Large Sample Confidence Intervals for a Population Mean and Proportion

\(\newcommand{\Cov}{\mathrm{Cov}}\) \(\newcommand{\Corr}{\mathrm{Corr}}\) \(\newcommand{\Sample}{X_{1},\dots,X_{n}}\)

For any distribution, if \(n\) is large, use \(Z=\frac{\bar{X}-\mu}{S/\sqrt{n}}\) By the Central Limit Theorem, it is approximately normal. Then \(\bar{x}\pm z_{\alpha/2}s/\sqrt{n}\) will give you a confidence interval for \(\mu\). It is approximately \(100(1-\alpha)\)

\(n>40\) is a good size to justify this approximation. Note that this actually has 2 random variables: \(\bar{X},S\), which is why \(n\) is a bit larger than our previous rule for the CLT.

There is no way to estimate \(n\) in advance, though. Just be conservative on \(\sigma\).

For large \(n\), the upper confidence bound for \(\mu<\bar{x}+z_{\alpha}s/\sqrt{n}\).

For large \(n\) the lower confidence bound for \(\mu>\bar{x}-z_{\alpha}s/\sqrt{n}\).

A General Large Sample Confidence Interval

Need to estimate \(\theta\). Let \(\hat{\theta}\) satisfy:

It is approximately normal.
It is unbiased.
The expression for \(\sigma_{\hat{\theta}}\) is known.

Then standardizing \(\hat{\theta}\) gives:

\begin{equation*} P\left(-z_{\alpha/2}<\frac{\hat{\theta}-\theta}{\sigma_{\hat{\theta}}}<z_{\alpha/2}\right)\approx1-\alpha \end{equation*}

If \(\hat{\theta}\) involves an unknown (e.g. \(\sigma\)), see if substituting \(s_{\hat{\theta}}\) works. If \(\sigma_{\hat{\theta}}\) involves \(\theta\), try replacing \(\theta\) with \(\hat{\theta}\).

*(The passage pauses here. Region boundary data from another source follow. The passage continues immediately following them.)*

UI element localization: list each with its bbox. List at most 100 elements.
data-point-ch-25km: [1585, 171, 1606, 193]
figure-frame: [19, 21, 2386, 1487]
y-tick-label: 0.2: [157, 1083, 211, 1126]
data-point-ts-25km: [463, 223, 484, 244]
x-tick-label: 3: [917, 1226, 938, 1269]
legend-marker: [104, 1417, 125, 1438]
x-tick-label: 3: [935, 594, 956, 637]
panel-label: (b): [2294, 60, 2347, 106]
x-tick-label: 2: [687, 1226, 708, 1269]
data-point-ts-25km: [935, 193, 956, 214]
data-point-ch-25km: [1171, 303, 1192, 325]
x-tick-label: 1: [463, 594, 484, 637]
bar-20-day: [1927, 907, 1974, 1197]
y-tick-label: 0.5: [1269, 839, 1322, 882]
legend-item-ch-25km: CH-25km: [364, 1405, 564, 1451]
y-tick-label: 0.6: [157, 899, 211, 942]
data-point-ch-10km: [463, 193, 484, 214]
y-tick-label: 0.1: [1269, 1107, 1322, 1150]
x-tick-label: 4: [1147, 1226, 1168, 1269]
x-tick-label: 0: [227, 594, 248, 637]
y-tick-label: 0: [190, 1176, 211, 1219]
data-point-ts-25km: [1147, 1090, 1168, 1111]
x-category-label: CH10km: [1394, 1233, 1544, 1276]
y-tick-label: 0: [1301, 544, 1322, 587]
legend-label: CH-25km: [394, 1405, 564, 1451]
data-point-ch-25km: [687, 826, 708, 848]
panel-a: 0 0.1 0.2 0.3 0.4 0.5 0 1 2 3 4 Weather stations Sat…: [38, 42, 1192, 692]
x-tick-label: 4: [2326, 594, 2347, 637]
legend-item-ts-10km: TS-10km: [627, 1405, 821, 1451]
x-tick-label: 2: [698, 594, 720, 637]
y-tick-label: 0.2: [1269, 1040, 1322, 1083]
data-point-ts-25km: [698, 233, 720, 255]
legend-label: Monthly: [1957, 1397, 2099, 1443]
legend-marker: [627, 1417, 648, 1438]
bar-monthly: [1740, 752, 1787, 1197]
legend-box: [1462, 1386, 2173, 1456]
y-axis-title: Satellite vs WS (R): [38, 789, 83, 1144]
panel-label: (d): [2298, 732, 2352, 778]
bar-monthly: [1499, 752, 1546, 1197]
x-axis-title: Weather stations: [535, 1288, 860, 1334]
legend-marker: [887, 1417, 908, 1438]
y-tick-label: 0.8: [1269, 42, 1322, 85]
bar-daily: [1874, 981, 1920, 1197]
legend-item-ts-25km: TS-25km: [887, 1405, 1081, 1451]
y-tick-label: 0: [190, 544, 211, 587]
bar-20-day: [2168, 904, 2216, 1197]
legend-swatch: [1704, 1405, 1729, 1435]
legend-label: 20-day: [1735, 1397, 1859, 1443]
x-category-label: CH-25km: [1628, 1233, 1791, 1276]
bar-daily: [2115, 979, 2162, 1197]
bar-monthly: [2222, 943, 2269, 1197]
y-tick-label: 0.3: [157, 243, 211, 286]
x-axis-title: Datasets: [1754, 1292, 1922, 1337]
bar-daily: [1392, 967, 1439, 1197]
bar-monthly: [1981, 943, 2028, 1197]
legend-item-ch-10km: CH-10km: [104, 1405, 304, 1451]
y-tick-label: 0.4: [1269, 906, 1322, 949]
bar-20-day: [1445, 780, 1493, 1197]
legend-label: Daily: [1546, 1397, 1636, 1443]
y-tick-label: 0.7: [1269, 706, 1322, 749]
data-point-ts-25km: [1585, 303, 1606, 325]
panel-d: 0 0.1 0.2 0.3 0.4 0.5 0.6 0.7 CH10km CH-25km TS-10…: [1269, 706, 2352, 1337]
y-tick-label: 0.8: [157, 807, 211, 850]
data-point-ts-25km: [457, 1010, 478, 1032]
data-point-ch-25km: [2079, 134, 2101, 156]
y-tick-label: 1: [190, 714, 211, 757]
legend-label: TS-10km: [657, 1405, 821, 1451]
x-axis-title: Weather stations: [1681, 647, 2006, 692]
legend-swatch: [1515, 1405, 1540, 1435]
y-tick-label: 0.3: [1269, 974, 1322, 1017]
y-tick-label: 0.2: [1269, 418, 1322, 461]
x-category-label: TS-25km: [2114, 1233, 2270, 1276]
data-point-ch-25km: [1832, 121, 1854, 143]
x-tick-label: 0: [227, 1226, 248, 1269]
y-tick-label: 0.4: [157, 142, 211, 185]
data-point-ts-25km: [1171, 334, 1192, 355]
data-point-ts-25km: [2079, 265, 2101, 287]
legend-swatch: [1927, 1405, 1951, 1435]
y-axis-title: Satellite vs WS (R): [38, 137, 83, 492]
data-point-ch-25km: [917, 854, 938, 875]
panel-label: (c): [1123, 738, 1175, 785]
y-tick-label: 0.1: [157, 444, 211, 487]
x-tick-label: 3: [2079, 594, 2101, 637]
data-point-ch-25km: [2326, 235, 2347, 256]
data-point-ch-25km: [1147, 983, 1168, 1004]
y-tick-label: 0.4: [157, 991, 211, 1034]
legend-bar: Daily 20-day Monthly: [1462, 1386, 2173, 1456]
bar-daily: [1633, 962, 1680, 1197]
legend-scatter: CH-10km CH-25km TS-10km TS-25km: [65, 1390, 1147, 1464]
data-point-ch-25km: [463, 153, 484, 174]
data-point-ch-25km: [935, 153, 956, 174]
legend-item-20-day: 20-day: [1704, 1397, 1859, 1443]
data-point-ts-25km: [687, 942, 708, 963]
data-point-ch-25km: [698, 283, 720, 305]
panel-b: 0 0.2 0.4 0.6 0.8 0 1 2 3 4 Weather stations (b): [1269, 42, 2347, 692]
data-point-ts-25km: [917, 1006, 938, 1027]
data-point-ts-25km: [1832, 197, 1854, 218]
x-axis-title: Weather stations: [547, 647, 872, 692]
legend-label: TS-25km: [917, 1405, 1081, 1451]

A Large Sample Confidence Interval for a Population Proportion

Recall that if \(n<<N\), and \(np\ge10\), and \(nq\ge10\), then \(X\), the number of successes in the sample, can be treated as a normal distribution. \(p\) is unknown. But if we use \(\hat{p}=\frac{X}{n}\), then it is approximately normal. We know that \(E(\hat{p})=p\) and \(\sigma_{\hat{p}}=\sqrt{\frac{p(1-p)}{n}}\). Standardizing \(\hat{p}\) and computing the CI:

\begin{equation*} p=\frac{p+\frac{z_{\alpha/2}^{2}}{2n}\pm z_{\alpha/2}\sqrt{\frac{\hat{p}\hat{q}}{n}+\frac{z_{\alpha/2}^{2}}{4n^{2}}}}{1+\frac{z_{\alpha/2}^{2}}{n}} \end{equation*}

If \(n\) is large, this is roughly \(\hat{p}\pm z_{\alpha/2}\sqrt{\frac{\hat{p}\hat{q}}{n}}\)

But the full form should be used. It is often accurate even when \(n\hat{p}\ge 10\) or \(n\hat{q}\ge 10\) does not apply.

If \(w\) is the desired width, then \(n\approx\frac{4z_{\alpha/2}^{2}\hat{p}\hat{q}}{w^{2}}\). But we don’t know \(\hat{p}\hat{q}\). However, we do know it is maximum when each is 0.5.